“God bless you,” Hardison and Eliot said in unison as Sophie nudged a box of tissues towards Nate.
Parker frowned. “Why?”
“Why what?” Hardison asked.
“Why does Nate need to be blessed? It’s just a sneeze.”
Hardison shrugged. “I dunno, it’s just something you do. Like saying please and thank you.”
“But it doesn’t make sense,” Parker said. “Please and thank you make sense.”
Sophie looked up from the fashion magazine she was perusing. “My mum told me it goes back to the bubonic plague. If someone sneezed, it meant they weren’t long for the world, so it was like offering a prayer for their departing soul.”
“That’s morbid,” Parker said, smiling. “I like it.”
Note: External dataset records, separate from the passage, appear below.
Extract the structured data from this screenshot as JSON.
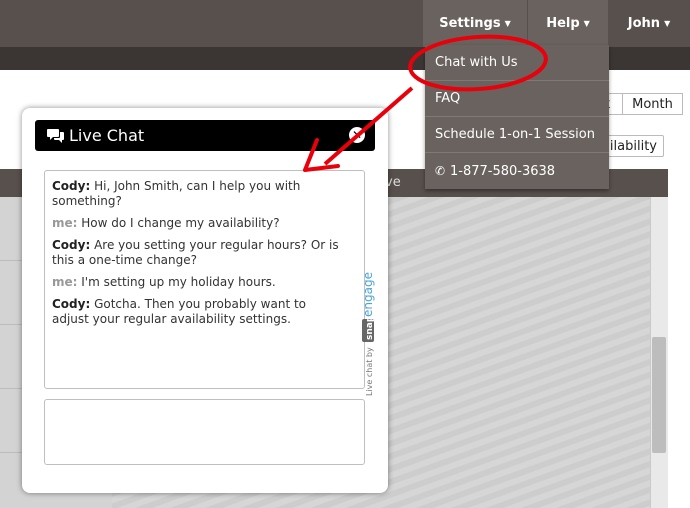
{
  "nav": {
    "settings_label": "Settings",
    "help_label": "Help",
    "user_label": "John"
  },
  "help_menu": {
    "items": [
      {
        "label": "Chat with Us"
      },
      {
        "label": "FAQ"
      },
      {
        "label": "Schedule 1-on-1 Session"
      },
      {
        "label": "1-877-580-3638",
        "icon": "phone-icon"
      }
    ]
  },
  "background": {
    "toggle_week": "k",
    "toggle_month": "Month",
    "availability_button": "ailability",
    "calendar_header": "ve"
  },
  "chat": {
    "title": "Live Chat",
    "messages": [
      {
        "sender": "Cody:",
        "text": " Hi, John Smith, can I help you with something?",
        "role": "agent"
      },
      {
        "sender": "me:",
        "text": " How do I change my availability?",
        "role": "me"
      },
      {
        "sender": "Cody:",
        "text": " Are you setting your regular hours? Or is this a one-time change?",
        "role": "agent"
      },
      {
        "sender": "me:",
        "text": " I'm setting up my holiday hours.",
        "role": "me"
      },
      {
        "sender": "Cody:",
        "text": " Gotcha. Then you probably want to adjust your regular availability settings.",
        "role": "agent"
      }
    ],
    "brand_prefix": "Live chat by",
    "brand_snap": "snap",
    "brand_engage": "engage"
  },
  "colors": {
    "topbar": "#58504c",
    "dropdown": "#6a625e",
    "annotation_red": "#e8000b",
    "brand_blue": "#4aa3d6"
  }
}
“It’s also wrong,” Nate interjected. “It goes back at least as far as the Roman Empire. They believed the heart stopped momentarily whenever you sneezed, so saying bless you was an acknowledgement of its successful restart.”
“So it’s like saying congratulations for not dying of a sneeze?” Parker said. “That’s the dumbest thing I’ve ever heard.”
“My nana always said it was because people used to believe you could accidentally expel your soul when you sneezed,” Hardison offered. “You said bless you to keep Satan from snatching the soul away.”
“I take it back, THAT’s the dumbest thing I’ve ever heard,” Parker said.
“What do you say, Eliot?” Hardison asked. “Why do you say bless you after someone sneezes?”
Eliot didn’t even look up from the football game he was watching on the TV. “It’s what my mama raised me to do. All I ever needed to know.”
“AHH-CHOO," Nate sneezed loudly.
“God bless you,” Hardison and Eliot said.
“Congratulations!” Parker chirped.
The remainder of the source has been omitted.